In early February, 1995 I decided to amuse myself by exploring a newsgroup called alt.meditation. I’d poked around there before but never found much to interest me, but on this particular day I came across a very interesting post. It was from a young fellow in England who had had a very authentic kundalini experience and who was looking for help. There were over thirty replies to his post, none of which—from my point of view—were at all accurate or helpful. So I decided to reply to him.
I’d never written about any of my own experiences before, in fact I’d never even thought about how I might tell someone else about them, much less how I’d do it so that it would be helpful to another person. But I jumped in and wrote to the young English fellow. And a day or so later I got a answer from him, thanking me for my reply, and telling me that of all the replies he’d received, mine was the only one that made sense to him. His name was Chris, and Chris and I exchanged emails from then, the beginning of February, until he graduated from university in July, 1995. We wrote at least once a day, sometimes more. I’d check my email when I first woke up and, because of the time difference between England and the west coast of Canada, there’d be an email from Chris that he’d written just before going to bed. When I’d get home from work in the evening and check my email again, there’d be an email from Chris that he’d written in the morning before he went off to classes.
(The article on this site called 1978 Awakening was the second email I wrote to Chris. He’d asked about my experiences, so I wrote that piece and called it My Resume. It was the first time that I’d ever even attempted to write about that part of my life.)

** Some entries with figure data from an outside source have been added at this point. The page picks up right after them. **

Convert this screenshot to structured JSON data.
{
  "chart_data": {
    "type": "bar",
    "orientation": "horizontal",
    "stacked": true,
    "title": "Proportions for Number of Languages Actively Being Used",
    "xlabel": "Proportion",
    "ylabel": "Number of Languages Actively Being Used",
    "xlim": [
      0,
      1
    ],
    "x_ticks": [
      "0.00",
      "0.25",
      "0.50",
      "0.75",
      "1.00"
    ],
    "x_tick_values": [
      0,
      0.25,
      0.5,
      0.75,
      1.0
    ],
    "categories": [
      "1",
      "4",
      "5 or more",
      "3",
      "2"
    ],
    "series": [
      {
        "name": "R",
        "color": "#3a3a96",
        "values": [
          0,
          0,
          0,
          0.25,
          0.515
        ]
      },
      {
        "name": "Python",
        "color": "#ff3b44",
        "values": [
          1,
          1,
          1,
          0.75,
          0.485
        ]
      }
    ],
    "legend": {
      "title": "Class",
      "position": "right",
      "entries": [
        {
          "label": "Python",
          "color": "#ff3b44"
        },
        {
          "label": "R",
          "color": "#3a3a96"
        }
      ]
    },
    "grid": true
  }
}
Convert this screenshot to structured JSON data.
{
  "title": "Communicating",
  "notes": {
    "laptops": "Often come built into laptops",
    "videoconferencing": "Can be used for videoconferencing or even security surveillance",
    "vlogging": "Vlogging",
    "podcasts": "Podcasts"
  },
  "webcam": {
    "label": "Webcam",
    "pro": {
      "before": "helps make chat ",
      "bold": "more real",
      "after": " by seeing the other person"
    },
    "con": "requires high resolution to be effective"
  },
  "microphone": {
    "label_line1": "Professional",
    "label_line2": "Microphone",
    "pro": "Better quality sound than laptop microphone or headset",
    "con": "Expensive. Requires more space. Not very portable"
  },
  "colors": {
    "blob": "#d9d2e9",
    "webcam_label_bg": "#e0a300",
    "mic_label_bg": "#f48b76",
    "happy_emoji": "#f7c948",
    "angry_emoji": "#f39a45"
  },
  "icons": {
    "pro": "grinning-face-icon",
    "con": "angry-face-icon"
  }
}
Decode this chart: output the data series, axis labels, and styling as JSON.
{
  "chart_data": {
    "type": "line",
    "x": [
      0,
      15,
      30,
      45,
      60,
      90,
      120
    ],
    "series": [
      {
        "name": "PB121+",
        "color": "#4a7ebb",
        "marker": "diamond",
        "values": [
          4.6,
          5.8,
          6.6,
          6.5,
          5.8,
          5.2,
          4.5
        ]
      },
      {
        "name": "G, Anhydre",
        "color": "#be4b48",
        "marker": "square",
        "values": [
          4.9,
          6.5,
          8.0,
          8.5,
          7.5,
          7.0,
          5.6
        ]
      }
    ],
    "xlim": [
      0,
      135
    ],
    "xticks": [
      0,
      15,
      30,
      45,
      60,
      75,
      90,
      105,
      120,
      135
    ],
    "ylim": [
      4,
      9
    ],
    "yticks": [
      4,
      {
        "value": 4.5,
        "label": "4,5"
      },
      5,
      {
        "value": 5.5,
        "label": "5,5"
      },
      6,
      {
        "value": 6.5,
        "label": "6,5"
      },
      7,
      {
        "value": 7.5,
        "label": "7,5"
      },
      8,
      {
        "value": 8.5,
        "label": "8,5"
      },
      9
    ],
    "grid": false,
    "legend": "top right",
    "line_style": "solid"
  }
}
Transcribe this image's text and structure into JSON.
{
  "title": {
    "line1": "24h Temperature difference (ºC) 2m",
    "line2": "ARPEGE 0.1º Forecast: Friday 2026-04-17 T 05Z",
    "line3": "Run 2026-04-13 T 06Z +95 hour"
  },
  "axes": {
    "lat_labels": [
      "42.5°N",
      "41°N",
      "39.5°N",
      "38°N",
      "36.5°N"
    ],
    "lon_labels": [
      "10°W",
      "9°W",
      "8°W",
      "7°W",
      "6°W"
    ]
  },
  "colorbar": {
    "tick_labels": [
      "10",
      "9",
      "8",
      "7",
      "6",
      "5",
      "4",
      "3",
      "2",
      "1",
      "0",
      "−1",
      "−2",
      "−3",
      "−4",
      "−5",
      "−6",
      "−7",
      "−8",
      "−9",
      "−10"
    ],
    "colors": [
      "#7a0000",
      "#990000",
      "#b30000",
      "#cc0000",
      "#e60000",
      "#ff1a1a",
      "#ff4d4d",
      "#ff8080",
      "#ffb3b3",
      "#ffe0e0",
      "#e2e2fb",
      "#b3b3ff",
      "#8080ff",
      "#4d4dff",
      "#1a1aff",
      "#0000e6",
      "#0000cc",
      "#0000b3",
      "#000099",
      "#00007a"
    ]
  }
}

By the time Chris graduated in July, we’d generated a fair volume of correspondence. Chris suggested at one point that other people might find the exchange valuable, and that we’d discussed some important stuff. He suggested there might be some place on the internet that would host our exchange, but this was 1995 and the online resources were few and far between. One website that I’d come across was called Spiritweb, spiritweb.org. It was a large repository for all kinds of spiritual, psychic, and related writing, and I figured I could approach the site owner, Rene, to at least get some feedback. So I sent our correspondence to Rene and he wrote back immediately, saying that he wanted to host the writing. But there was a condition, which was that I edit out all of Chris’ questions and replies and reduce the writing to just what I had to say. I wasn’t too sure that that was a good idea: I didn’t like the idea of cutting Chris out of the picture, and I thought it would be more interesting for readers to see the entire exchange. Chris and I talked about it and finally agreed that having the material available on line was most important thing, so I did the editing and the writing went live on Spiritweb. Rene chose the title for it: A Diary of Awareness, Kundalini, and Life.
What happened next astounded me: I was deluged by emails from people from all over the world who had read my writing on Spiritweb. I quite literally could have stayed home and replied to emails for six to eight hours a day. In the beginning I tried to be very diligent in answering emails, but at the time I was also working full time as a self-employed carpenter/contractor so by the time I got home in the evenings I was usually pretty worn out from the day. Dealing with a load of emails at the end of every day got to be too much for me after a while, so I eventually gave up and just let my intuition and spirit guide me to which emails to answer (and it usually happened that answering an email was the start of a longer period of correspondence with the person). After a while the emails tapered off and my life demanded a lot of my attention, so I tended not to write very much. In fact I still lack motivation to write just for myself: I pretty much need someone asking me questions.
But in 2005 I started thinking about how much first person accounts of spiritual experiences had meant to me: as I say on the front page of this site, reading Muktananda’s, or Milarepa’s, or Ramana Maharshi’s, or Franklin Merrell-Wolff’s accounts of their own experiences was far more meaningful and fruitful to me than grand theories and expositions of abstract systems, or dry impersonal accounts that usually seemed to be almost rote repetitions of what someone is supposed to say in their particular culture . And I remembered people’s responses to my writing—not everyone’s, of course, but those who needed it. Rene had shut down Spiritweb in 2003, so none of my writing was available on line anymore, and so I decided to put together a web site of my old Spiritweb writing: thus diaryofawareness.com was born.
I maintained Diary of Awareness for a couple of years, but was always dissatisfied with it because I’d grouped the writings together chronologically, as they had been on Spiritweb: all the 1995 correspondence together, all the 1998 correspondence together, all the 2000 correspondence together. What I really wanted to do was to sort things out by subject as much as possible, so in 2008 I started this present site, Light Seeking Light.
On Light Seeking Light I’ve kept the 1995 correspondence together, for the most part. Where there were substantial pieces (like the 1978 awakening article), I broke those out separately. There’s a collection of small bit and pieces that I’ve tossed into a group called, appropriately enough, bits and pieces: miscellaneous writing, but in fact a lot of the bits and pieces are very interconnected among themselves and also in relation to the larger articles. I’ll leave it to the reader to make those connections. At least for now.
Over the years I’ve added more writing as people have requested it, or when I feel inclined to say something. Chris and I still stay very much in touch, but these days we’re more inclined to write less and Skype more: we usually wind up having two to three hour marathon Skype conversations, which plays well with my being a lazy writer.